By "Failed so badly" you mean "almost completely destroyed the market for low-end desktop video cards" AND "almost completely destroyed the market for dGPU in laptops."
Intel's iGPU has mostly failed at the midrange and above since almost no one wants Iris / Iris Pro. At the low end it has been a complete success and intel has no sane reason to drop iGPU any time soon.
I think that was likely for two simple reasons, the push for ever more compactness and manufacturers wanting to spend as little as possible (and those both helped a lot on laptops). Intel was already dominating (by installed base) with their iGPU before they integrated it into the CPU.
I don't think they destroyed the dGPU market in laptops (if that were even remotely close, then I don't think Microsoft would have put the anemic dGPU option in the Surface Book; in fact I think that exactly shows the opposite is happening; likewise Nvidia's focus on Pascal in mobile form factors and a glut of affordable gaming capable laptops).
Now if you said that Intel's iGPU is good enough for most people's general actual portable laptops use, I'd agree. But I also think people want to be able to have more graphic performance (workstation/pro laptops and for gaming). And hopefully they'll keep improving external GPU support so that we can get that.
I agree, but I think that's mostly because of price. And yeah Intel is not dropping iGPU anytime soon.

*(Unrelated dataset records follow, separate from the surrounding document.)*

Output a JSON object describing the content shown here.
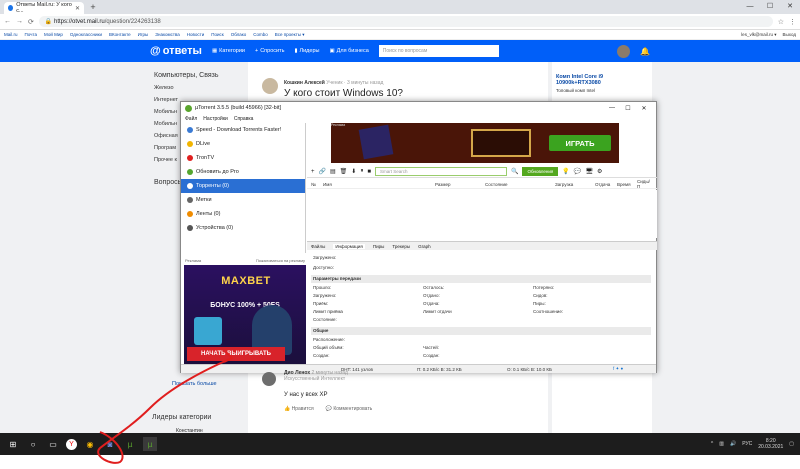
{
  "browser": {
    "tab_title": "Ответы Mail.ru: У кого с...",
    "url_host": "https://otvet.mail.ru",
    "url_path": "/question/224263138"
  },
  "bookmarks": [
    "Mail.ru",
    "Почта",
    "Мой Мир",
    "Одноклассники",
    "ВКонтакте",
    "Игры",
    "Знакомства",
    "Новости",
    "Поиск",
    "Облако",
    "Combo",
    "Все проекты ▾"
  ],
  "account": {
    "email": "les_vlk@mail.ru ▾",
    "exit": "Выход"
  },
  "header": {
    "logo": "ответы",
    "categories": "Категории",
    "ask": "Спросить",
    "leaders": "Лидеры",
    "business": "Для бизнеса",
    "search_placeholder": "Поиск по вопросам"
  },
  "leftcol": {
    "heading": "Компьютеры, Связь",
    "items": [
      "Железо",
      "Интернет",
      "Мобильн",
      "Мобильн",
      "Офисная",
      "Програм",
      "Прочее к"
    ],
    "questions": "Вопросы"
  },
  "question": {
    "author": "Кошкин Алексей",
    "meta": "Ученик · 3 минуты назад",
    "title": "У кого стоит Windows 10?"
  },
  "right_ad": {
    "title": "Комп Intel Core i9 10900k+RTX3080",
    "sub": "Топовый комп Intel"
  },
  "ut": {
    "title": "µTorrent 3.5.5 (build 45966) [32-bit]",
    "menu": [
      "Файл",
      "Настройки",
      "Справка"
    ],
    "sidebar": [
      {
        "label": "Speed - Download Torrents Faster!",
        "color": "#3b7bd4"
      },
      {
        "label": "DLive",
        "color": "#f2b500"
      },
      {
        "label": "TronTV",
        "color": "#e02020"
      },
      {
        "label": "Обновить до Pro",
        "color": "#55a630"
      },
      {
        "label": "Торренты (0)",
        "color": "#ffffff",
        "sel": true
      },
      {
        "label": "Метки",
        "color": "#666666"
      },
      {
        "label": "Ленты (0)",
        "color": "#f08c00"
      },
      {
        "label": "Устройства (0)",
        "color": "#555555"
      }
    ],
    "ad_label_left": "Реклама",
    "ad_label_right": "Пожаловаться на рекламу",
    "ad": {
      "brand": "MAXBET",
      "bonus": "БОНУС 100% + 50FS",
      "button": "НАЧАТЬ ВЫИГРЫВАТЬ"
    },
    "banner": {
      "label": "Реклама",
      "button": "ИГРАТЬ"
    },
    "search_placeholder": "Smart Search",
    "update_btn": "Обновления",
    "columns": [
      "№",
      "Имя",
      "Размер",
      "Состояние",
      "Загрузка",
      "Отдача",
      "Время",
      "Сиды/П"
    ],
    "tabs": [
      "Файлы",
      "Информация",
      "Пиры",
      "Трекеры",
      "Graph"
    ],
    "downloaded_label": "Загружено:",
    "available_label": "Доступно:",
    "transfer_head": "Параметры передачи",
    "transfer": [
      [
        "Прошло:",
        "Осталось:",
        "Потеряно:"
      ],
      [
        "Загружено:",
        "Отдано:",
        "Сидов:"
      ],
      [
        "Приём:",
        "Отдача:",
        "Пиры:"
      ],
      [
        "Лимит приёма",
        "Лимит отдачи",
        "Соотношение:"
      ],
      [
        "Состояние:",
        "",
        ""
      ]
    ],
    "general_head": "Общие",
    "general": [
      [
        "Расположение:",
        "",
        ""
      ],
      [
        "Общий объём:",
        "Частей:",
        ""
      ],
      [
        "Создан:",
        "Создан:",
        ""
      ]
    ],
    "status": {
      "dht": "DHT: 141 узлов",
      "down": "П: 0.2 КБ/с В: 31.2 КБ",
      "up": "О: 0.1 КБ/с В: 10.0 КБ"
    }
  },
  "comment": {
    "author": "Дио Ленох",
    "meta": "Искусственный Интеллект",
    "when": "2 минуты назад",
    "text": "У нас у всех XP",
    "like": "Нравится",
    "comment": "Комментировать"
  },
  "showmore": "Показать больше",
  "leaders_title": "Лидеры категории",
  "leader_name": "Константин",
  "taskbar": {
    "lang": "РУС",
    "time": "8:20",
    "date": "20.03.2021"
  }
}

Isn't that still just speculation? All the links I see are what-ifs.
It is.
Even if they switch cross licensing to AMD instead of nVidia, it would still be an igpu built by intel.
Actually, I have a hunch that isn't the case. I don't think we'll see a major shakeup of the iGPU on Intel. It will improve some (and I think in ways that are about boosting overall performance, essentially trying to make good on heterogeneous potential) but isn't slapping RTG stuff onto their GPU.
I think the RTG aspect, aside from the patent licensing deals (to prevent lawsuits), is about premium designs. Apple being the major concern. Intel is trying to keep Apple happy and wanting to use Intel's chips (Apple switching from Intel to their own ARM designs would be a huge blow and a lot of people will take that as a signal of x86 really dying). Apple also wants strong GPUs, and they have a good relationship with AMD/RTG. So, Intel is going to put a decent sized RTG GPU and their CPU on an interposer, possibly with some shared fast memory; wonder if the GPUs can do Optane?)
I really think it is a move Intel sees necessary (as I'm sure AMD would be more than happy to work with Apple on integrating their GPUs into their SoC designs, so its not like AMD couldn't still offer the strong GPU that Apple would want if Apple felt they had a good enough CPU design).
Its a win for AMD, as they're not likely to make real progress into laptops even with Zen (which seems to be good, even with regards to power use, but I just think Intel still has a big leg up in the mobile/efficiency realm and will for probably a few years; even with a competitive Zen I think Apple might stick with Intel for consistency and they have the clout to get favorable pricing from Intel, so they'd likely just leverage that for better pricing than shake things up too much). But it gets AMD in some premium laptops, an area they've somewhat struggled with in recent years (and unless they make massive inroads with Vega, they could actually get further behind Nvidia who made it a focus of their entire consumer chip design and where Pascal definitely excels).